Toute ma vie a été ponc­tuée par Elle.
- Ma chère mère selon la chair m’a mis au monde le 2 juillet 1924, fête de la Visitation. Cela m’a beau­coup aidé à visi­ter en Afrique. Tout mis­sion­naire sait qu’il ne faut pas attendre que les gens viennent à la Mission. Il faut aller vers eux, sur­tout les païens, les pro­tes­tants, les musul­mans, les concu­bins, les poly­games ! Et les Africains aiment qu’on leur rende visite. C’était un grand hon­neur, sui­vi de conver­sions, d’en­trées en caté­chu­mé­nat.
- J’ai fait ma Première Communion le 24 mai, fête de Marie-​Auxiliatrice.
- 15 août 1942, Assomption, 2e appel plus pres­sant.
- J’ai été ordon­né prêtre le 11 février 1954, Notre-​Dame de Lourdes, année mariale, par le car­di­nal Gerlier, ancien évêque de Lourdes.
- Je me suis embar­qué a Marseille pour la Côte d’Ivoire, le 24 sep­tembre 1954, fête de Notre-​Dame de la Merci, après avoir célé­bré la sainte messe à Notre-​Dame de la Garde, comme cela était la cou­tume pour tous les mis­sion­naires par­tants.
- C’est le 11 octobre 1976, fête de la Maternité de la bien­heu­reuse Vierge Marie, que Mgr Lefebvre m’a dit :

« OUI, orga­ni­sez ces retraites de Saint-​Ignace, je veux cette œuvre dans la Fraternité. »

Mettons ‑nous tous et tou­jours sous la pro­tec­tion de notre bonne Mère du Ciel. Elle est unique, nous n’en avons point d’autre qui nous aime autant qu’Elle, qui veut notre salut.
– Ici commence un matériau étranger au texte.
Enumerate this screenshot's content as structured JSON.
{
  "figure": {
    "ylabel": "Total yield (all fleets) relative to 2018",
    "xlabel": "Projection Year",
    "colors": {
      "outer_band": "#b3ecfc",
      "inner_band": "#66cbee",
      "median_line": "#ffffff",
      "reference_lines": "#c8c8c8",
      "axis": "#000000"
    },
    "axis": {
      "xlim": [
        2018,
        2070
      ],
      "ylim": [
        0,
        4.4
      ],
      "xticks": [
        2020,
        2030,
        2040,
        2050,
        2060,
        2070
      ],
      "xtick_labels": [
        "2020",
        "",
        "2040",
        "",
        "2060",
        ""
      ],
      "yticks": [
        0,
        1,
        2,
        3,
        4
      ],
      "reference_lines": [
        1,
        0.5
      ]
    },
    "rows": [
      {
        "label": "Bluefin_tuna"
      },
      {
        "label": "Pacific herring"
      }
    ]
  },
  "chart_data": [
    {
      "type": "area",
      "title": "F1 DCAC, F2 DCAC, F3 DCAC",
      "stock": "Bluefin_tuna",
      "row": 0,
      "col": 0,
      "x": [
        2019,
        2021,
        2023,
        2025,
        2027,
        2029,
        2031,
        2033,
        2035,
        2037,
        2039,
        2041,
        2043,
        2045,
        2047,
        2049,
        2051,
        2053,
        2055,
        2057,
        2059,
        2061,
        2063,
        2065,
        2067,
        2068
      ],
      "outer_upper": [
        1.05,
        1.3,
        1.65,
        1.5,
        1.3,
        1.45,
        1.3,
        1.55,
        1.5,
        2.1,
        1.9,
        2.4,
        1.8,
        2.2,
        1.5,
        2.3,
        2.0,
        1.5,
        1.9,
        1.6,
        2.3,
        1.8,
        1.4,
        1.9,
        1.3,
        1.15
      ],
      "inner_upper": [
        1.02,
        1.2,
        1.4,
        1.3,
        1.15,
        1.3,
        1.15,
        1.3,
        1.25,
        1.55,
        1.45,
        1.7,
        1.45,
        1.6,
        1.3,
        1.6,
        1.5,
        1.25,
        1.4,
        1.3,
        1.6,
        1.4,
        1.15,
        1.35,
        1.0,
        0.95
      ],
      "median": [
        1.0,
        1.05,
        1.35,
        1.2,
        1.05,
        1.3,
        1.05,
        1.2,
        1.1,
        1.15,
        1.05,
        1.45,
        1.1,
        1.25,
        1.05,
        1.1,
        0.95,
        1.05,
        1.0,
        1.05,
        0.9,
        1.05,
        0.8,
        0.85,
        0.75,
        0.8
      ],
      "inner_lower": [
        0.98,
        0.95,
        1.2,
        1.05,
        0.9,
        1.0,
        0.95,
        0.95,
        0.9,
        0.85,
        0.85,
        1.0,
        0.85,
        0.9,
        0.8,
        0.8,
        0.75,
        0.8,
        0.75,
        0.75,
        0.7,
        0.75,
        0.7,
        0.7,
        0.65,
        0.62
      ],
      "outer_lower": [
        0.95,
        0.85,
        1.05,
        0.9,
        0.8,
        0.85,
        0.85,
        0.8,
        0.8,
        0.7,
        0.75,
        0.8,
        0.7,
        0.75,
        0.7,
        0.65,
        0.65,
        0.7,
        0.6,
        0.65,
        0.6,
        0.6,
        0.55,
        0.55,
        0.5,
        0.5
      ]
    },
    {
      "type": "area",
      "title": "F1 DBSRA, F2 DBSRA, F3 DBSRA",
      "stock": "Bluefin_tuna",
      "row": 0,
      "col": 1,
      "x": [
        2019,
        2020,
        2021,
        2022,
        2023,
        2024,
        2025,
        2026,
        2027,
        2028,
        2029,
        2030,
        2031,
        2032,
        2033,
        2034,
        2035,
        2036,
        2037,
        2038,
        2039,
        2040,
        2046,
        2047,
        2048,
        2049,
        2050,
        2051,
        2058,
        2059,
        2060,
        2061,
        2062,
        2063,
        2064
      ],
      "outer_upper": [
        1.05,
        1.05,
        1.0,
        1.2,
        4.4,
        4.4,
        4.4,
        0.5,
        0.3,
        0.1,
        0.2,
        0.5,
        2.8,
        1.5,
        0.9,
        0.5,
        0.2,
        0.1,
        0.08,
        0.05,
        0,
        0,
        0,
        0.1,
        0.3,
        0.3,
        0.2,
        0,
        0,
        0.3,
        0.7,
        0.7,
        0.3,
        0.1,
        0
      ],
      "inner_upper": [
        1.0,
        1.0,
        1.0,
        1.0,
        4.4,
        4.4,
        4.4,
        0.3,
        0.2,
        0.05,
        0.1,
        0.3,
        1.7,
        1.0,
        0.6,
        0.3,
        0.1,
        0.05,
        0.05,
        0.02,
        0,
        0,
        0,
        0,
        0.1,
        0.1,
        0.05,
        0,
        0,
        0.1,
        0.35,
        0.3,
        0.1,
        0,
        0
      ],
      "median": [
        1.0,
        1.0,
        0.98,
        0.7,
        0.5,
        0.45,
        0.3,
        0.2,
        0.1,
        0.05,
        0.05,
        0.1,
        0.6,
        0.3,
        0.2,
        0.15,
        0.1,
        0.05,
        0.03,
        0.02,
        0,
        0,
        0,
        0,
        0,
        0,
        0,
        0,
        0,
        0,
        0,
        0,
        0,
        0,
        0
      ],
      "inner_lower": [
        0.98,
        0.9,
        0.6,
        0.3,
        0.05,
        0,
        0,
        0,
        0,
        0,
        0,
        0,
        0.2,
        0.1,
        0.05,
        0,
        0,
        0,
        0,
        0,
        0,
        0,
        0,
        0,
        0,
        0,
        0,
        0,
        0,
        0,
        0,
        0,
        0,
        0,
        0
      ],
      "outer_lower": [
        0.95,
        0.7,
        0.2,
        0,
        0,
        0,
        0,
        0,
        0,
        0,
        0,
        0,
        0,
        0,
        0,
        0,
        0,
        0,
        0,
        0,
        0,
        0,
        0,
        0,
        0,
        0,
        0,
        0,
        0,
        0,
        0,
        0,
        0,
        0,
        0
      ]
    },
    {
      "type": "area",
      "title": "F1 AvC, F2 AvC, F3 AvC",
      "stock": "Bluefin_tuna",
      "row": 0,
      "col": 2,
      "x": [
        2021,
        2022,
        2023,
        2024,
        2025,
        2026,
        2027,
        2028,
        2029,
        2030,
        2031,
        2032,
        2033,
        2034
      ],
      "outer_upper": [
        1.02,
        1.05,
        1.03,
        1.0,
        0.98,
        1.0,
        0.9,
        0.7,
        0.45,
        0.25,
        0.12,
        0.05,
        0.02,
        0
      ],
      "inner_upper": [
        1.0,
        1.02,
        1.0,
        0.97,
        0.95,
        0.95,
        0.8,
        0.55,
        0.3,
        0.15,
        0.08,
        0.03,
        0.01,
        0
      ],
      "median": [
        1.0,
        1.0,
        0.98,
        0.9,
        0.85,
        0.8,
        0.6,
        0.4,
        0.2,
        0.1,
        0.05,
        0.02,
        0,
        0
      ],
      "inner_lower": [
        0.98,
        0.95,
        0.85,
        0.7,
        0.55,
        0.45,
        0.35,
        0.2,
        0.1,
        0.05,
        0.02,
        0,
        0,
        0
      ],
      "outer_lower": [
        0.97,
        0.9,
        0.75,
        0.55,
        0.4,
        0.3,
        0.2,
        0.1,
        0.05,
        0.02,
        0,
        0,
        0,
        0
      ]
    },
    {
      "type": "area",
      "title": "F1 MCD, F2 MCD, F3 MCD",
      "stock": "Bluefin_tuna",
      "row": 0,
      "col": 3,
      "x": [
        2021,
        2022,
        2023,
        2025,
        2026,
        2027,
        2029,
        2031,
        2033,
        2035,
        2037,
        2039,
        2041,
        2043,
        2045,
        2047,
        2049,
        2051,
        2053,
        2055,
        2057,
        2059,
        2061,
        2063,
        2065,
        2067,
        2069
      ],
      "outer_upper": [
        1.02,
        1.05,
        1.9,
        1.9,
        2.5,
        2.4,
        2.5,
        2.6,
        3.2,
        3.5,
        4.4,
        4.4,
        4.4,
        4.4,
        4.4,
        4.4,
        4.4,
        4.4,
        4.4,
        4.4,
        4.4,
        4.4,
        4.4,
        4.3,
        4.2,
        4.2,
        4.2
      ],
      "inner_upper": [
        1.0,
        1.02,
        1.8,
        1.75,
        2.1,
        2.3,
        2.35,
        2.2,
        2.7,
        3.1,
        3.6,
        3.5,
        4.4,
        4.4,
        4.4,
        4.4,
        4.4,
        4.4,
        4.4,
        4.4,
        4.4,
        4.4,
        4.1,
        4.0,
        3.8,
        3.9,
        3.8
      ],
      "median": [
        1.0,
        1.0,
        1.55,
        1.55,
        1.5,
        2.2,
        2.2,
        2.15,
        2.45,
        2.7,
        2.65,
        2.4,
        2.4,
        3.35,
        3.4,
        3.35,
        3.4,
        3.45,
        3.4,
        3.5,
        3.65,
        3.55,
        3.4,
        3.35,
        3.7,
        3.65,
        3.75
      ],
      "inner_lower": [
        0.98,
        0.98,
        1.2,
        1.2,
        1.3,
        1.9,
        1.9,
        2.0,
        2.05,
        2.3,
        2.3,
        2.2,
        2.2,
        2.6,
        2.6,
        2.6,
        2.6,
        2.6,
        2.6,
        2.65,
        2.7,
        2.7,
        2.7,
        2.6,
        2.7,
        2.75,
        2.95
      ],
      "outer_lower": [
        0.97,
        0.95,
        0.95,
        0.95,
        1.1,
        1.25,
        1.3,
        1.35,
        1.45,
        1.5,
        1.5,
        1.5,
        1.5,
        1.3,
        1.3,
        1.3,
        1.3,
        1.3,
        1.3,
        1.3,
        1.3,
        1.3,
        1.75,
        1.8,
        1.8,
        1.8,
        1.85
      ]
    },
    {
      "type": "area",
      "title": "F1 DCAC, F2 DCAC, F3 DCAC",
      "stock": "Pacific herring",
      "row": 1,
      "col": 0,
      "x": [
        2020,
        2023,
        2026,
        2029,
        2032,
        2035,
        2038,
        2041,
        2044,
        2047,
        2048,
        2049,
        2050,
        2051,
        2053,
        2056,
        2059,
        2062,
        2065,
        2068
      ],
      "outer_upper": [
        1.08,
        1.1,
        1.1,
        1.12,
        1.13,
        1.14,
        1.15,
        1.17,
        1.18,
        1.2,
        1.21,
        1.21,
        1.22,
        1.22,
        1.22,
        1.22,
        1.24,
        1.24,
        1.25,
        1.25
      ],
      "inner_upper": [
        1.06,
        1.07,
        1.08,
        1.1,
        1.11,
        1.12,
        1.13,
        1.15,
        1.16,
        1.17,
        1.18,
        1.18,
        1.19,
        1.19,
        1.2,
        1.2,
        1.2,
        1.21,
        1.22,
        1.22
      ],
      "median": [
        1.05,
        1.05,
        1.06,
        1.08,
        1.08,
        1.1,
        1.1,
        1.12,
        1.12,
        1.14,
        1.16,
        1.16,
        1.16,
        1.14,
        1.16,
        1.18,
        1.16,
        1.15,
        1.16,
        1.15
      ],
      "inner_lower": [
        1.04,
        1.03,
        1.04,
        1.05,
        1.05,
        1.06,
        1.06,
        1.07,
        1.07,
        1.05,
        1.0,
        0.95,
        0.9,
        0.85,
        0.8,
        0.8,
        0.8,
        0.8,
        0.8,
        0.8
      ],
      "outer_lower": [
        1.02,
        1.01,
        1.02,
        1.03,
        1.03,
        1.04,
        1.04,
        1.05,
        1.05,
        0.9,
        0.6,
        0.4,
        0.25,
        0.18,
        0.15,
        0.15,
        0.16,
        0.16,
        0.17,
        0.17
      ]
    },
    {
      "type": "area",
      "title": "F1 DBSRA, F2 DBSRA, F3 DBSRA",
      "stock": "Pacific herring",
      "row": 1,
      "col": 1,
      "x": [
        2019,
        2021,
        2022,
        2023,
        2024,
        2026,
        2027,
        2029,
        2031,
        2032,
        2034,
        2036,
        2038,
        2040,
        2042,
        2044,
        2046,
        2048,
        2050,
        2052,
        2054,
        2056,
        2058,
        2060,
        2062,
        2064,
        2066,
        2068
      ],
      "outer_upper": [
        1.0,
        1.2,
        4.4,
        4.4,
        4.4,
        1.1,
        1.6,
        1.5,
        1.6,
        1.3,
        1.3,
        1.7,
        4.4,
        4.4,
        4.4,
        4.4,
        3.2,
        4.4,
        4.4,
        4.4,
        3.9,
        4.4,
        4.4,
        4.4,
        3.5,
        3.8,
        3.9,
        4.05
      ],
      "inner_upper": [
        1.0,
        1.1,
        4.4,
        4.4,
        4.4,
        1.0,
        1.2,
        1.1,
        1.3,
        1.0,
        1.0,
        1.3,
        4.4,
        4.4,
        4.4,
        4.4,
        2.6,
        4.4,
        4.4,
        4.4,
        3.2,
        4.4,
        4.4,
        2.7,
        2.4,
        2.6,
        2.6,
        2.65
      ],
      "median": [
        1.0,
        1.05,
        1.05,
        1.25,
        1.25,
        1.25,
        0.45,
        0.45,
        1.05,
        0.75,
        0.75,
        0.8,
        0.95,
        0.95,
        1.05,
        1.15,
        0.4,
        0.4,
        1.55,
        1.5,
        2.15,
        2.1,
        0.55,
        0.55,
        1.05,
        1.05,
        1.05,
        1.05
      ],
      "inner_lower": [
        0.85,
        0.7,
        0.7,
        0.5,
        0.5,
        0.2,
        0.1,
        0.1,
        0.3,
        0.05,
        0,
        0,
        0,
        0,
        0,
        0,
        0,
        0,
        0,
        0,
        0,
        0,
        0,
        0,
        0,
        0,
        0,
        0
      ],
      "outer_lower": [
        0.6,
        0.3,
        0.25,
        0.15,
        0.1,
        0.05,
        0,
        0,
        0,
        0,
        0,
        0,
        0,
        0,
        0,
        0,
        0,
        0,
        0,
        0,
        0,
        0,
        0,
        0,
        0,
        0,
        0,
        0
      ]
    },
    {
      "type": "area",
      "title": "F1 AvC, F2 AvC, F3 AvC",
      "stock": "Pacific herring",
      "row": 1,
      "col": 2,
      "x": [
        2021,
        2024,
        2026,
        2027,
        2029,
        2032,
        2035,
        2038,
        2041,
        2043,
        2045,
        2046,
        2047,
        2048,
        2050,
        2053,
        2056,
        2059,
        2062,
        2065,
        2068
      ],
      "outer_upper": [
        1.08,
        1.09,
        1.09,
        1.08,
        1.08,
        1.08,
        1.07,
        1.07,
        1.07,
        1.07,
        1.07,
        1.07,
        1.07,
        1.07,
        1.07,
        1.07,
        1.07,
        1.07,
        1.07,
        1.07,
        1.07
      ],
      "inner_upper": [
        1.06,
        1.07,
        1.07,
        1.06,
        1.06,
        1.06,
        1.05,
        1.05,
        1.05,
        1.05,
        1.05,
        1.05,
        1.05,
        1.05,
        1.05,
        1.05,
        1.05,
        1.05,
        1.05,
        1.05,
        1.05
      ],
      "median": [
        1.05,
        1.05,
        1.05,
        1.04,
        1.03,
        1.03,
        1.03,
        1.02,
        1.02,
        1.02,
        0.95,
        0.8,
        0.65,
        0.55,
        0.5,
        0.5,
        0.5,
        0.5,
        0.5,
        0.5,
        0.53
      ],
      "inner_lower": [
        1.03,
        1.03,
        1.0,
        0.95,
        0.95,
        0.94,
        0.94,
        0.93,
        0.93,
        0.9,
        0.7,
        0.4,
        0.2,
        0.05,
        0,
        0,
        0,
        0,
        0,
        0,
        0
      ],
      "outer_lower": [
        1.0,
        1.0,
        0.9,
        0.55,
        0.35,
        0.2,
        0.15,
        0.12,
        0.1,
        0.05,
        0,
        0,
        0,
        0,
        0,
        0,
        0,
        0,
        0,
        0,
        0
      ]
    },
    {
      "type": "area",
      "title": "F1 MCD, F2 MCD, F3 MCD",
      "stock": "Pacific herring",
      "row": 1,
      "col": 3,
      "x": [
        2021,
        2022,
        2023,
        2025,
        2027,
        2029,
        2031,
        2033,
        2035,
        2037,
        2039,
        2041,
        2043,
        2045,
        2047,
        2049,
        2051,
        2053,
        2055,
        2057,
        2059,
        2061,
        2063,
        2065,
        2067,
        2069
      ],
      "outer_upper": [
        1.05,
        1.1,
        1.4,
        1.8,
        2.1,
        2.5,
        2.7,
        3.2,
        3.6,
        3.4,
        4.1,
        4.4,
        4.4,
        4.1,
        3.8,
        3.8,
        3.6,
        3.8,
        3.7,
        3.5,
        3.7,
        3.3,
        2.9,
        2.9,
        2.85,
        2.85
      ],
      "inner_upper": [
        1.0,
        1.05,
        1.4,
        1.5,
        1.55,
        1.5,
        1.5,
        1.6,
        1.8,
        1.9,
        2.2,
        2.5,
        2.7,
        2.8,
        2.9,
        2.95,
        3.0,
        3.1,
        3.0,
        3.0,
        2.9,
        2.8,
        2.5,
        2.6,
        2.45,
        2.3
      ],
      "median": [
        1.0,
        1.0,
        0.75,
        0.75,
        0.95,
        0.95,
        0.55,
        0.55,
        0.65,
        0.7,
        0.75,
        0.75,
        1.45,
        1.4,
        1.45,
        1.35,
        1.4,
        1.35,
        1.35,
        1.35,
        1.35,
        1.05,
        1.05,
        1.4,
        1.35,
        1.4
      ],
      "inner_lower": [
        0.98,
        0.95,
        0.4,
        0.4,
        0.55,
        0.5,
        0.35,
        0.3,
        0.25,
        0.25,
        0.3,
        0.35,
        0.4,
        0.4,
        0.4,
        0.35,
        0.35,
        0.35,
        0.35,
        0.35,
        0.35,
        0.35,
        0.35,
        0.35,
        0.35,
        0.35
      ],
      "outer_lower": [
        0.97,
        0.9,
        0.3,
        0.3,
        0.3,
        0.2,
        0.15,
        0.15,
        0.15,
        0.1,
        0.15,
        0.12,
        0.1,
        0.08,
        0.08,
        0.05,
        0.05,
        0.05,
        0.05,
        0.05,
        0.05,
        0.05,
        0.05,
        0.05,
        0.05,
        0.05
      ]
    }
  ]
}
Dites votre cha­pe­let tous les jours, faites en la pro­messe aujourd’­hui, votre vie devien­dra tout heu­reuse.
Que dire davan­tage pour ter­mi­ner, sinon vous sup­plier, mes bien chers Frères, de prier la Très Sainte Vierge pour ma pauvre âme sacer­do­tale qui n’a pas tou­jours été par­fai­te­ment fidèle, mais qui désire répa­rer par plus de zèle : Ad Majorem Dei Gloriam.
Ainsi soit-​il.

R.P. Marziac †

(Texte paru dans Introibo d’avril-​mai-​juin 2004.)

Coopérateurs paroissiaux du Christ-Roi

Ordonné en 1954 pour les Missions Africaines de Lyon, mis­sion­naire en Côte d’Ivoire et au Dahomey, le Père Marziac fon­da plus tard, à la Maison Saint-​Joseph de Caussade la Communauté des Coopérateurs du Christ-​Roi, qui dis­pensent les Exercices de Saint-​Ignace selon l’esprit et la méthode du Père Vallet. Il a ren­du son âme à Dieu le 9 jan­vier 2022.